Dave and his group of 10 volunteers started a fundraiser to provide relief to the families struggling without any financial help in the period of lockdown. With the help of the village sarpanch and some of its well-heeled families, Dave managed to collect enough funds to feed the hungry for more than a month.
“The money was utilized to cook food and deliver to each villager in need. We also maintained meticulous records of people who require urgent help and avoided missing out on anyone who needed attention,” said Dave. This group also served food to the policemen and health-workers on
The team also engaged local tailors to sew 2,100 masks to be distributed in the community. In this way, they supplied masks to 920 families of the village and surrounding areas.
The volunteers also prepared herbal tonic under the supervision of the Ayurvedic Aushadhi Kendra of a nearby village, Aradi, and distributed it in Porda and the surrounding areas. Around 1,500 villagers received the immunity booster.
In addition, Dave also conducted a sanitization drive for 20 days. “Providing food and masks was not enough, we also used a sprayer machine and fogging machine provided by the Gram Panchayat and sanitized all the streets, milk collection centres, banks, and other areas of the village,” said Dave. Close to 900 houses of the village were sanitized. The volunteers also raised awareness among the villagers about the significance of personal hygiene, wearing the mask, washing hands frequently, and maintaining social distance.
As the lockdown caused huge losses for the farmers, this group brought vegetables from the village farmers and sold them at fair price to the villagers and residents of slum areas of the village like Indira Nagari. While some group members sold the vegetables, others helped maintain social distancing among the buyers.

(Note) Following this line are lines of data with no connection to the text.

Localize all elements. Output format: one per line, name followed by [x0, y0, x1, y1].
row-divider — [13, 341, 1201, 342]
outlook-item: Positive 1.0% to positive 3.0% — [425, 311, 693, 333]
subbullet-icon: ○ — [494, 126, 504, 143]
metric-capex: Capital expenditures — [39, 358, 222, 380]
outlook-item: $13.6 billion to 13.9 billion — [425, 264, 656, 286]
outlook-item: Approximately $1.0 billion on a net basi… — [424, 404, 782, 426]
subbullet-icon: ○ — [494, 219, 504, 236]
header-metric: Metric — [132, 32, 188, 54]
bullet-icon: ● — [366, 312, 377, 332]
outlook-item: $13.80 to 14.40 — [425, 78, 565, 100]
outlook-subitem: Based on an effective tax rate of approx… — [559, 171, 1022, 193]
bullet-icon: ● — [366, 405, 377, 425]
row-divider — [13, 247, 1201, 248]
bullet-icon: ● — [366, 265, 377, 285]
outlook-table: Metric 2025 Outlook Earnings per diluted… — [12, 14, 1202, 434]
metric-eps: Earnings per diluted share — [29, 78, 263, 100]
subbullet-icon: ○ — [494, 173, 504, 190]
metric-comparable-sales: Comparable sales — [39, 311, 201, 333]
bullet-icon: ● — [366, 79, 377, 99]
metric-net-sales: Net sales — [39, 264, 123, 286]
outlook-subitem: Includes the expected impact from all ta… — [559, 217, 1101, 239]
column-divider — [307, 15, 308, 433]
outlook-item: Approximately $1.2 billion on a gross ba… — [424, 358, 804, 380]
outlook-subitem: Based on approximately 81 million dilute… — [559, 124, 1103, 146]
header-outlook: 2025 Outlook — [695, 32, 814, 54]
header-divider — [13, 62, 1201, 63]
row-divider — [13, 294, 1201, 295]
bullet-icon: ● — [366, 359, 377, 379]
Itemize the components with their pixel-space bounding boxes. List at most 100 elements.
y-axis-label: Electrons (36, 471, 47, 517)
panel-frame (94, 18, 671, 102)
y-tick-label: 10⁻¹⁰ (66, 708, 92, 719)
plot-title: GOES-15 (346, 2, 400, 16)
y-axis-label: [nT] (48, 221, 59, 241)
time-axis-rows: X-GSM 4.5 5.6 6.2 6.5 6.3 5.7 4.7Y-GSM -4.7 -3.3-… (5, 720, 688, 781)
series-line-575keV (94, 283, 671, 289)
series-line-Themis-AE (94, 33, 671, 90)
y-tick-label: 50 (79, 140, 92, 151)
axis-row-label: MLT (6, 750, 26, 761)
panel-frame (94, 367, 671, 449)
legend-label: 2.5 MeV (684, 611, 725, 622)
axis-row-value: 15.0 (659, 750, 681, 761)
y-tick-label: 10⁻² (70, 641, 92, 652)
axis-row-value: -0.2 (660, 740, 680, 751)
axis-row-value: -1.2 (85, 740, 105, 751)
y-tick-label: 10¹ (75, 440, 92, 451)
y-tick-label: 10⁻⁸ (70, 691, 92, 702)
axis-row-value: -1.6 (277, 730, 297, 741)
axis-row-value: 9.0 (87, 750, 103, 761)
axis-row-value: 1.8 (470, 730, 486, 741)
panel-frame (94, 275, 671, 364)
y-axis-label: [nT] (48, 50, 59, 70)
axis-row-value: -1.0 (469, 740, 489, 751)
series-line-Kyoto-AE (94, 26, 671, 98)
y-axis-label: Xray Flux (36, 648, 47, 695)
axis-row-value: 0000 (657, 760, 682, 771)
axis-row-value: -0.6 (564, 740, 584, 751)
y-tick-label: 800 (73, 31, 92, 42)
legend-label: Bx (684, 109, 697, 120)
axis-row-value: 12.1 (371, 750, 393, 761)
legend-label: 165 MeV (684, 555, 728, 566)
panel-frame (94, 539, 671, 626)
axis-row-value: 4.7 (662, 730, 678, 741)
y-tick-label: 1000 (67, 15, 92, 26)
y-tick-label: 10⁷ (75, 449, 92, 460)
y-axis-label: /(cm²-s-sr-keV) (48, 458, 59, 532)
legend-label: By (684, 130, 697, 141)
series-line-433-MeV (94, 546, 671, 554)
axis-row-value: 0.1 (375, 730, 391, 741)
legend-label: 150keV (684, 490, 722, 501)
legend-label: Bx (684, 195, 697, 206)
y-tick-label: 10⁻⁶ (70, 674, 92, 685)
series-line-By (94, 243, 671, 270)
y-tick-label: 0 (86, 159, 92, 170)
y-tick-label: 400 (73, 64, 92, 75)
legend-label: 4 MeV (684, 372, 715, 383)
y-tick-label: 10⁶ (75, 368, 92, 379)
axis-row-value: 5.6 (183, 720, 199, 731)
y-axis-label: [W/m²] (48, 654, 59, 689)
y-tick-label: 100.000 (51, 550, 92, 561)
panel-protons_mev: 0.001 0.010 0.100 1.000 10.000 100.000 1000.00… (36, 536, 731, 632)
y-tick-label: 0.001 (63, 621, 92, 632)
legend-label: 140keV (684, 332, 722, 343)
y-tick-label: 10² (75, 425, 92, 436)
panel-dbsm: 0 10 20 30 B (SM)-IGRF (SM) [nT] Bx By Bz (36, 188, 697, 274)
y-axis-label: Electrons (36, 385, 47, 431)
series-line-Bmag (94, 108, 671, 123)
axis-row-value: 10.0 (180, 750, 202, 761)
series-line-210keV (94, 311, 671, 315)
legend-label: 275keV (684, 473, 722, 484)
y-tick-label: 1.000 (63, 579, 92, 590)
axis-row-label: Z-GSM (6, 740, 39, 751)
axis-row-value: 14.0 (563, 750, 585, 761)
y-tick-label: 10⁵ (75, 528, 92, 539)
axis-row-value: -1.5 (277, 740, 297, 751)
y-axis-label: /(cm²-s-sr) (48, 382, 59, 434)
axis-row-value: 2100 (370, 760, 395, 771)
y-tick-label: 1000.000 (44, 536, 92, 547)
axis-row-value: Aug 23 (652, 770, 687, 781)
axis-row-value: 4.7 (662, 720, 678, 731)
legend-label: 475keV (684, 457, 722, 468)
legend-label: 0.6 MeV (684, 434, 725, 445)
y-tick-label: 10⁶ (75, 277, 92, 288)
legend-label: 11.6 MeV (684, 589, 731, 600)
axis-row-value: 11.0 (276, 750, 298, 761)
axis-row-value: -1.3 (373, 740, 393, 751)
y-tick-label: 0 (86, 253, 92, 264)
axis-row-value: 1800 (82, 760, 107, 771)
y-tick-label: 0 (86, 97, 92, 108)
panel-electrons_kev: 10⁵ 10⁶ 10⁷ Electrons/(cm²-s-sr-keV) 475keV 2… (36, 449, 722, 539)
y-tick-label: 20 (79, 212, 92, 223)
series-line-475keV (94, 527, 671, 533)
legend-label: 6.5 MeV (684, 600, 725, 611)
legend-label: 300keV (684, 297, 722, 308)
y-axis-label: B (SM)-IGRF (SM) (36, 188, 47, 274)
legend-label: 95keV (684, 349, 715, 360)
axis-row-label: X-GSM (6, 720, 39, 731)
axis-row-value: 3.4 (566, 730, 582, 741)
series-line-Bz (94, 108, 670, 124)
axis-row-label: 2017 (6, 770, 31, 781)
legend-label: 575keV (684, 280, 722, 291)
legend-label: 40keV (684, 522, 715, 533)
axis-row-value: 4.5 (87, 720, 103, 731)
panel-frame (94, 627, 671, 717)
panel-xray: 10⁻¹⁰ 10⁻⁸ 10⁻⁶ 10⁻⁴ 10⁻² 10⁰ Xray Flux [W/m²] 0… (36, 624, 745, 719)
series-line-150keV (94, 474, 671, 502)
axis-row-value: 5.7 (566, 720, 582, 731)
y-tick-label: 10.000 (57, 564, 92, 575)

Food delivery on national highway
With education institutions shut for months, many students had left the college campuses. They planned to contribute from home. Several NSS volunteers of Vishwakarma Engineering College, Ahmedabad, stepped up to help the migrant workers heading home along the National Highway eight. “Our NSS volunteers living close to the NH provided home-cooked food whenever possible to several families traveling on foot. Since the lockdown was sudden, it was difficult to provide funds. Therefore, each student utilised their own resources,” said Shiza Sheikh, a second-year student of electronics and communication.
At the beginning of COVID-19 lockdown, to meet the sudden rise in demand of masks, the students also distributed 1,500 hand-stitched masks from unused cloth they found at home and distributed it in various parts of Gujarat. “Even though students were scattered throughout the state, the NSS volunteers of our college were determined to help people who were in need. The students learned how to make masks through YouTube videos or by learning stitching from their parents,” Sheikh added.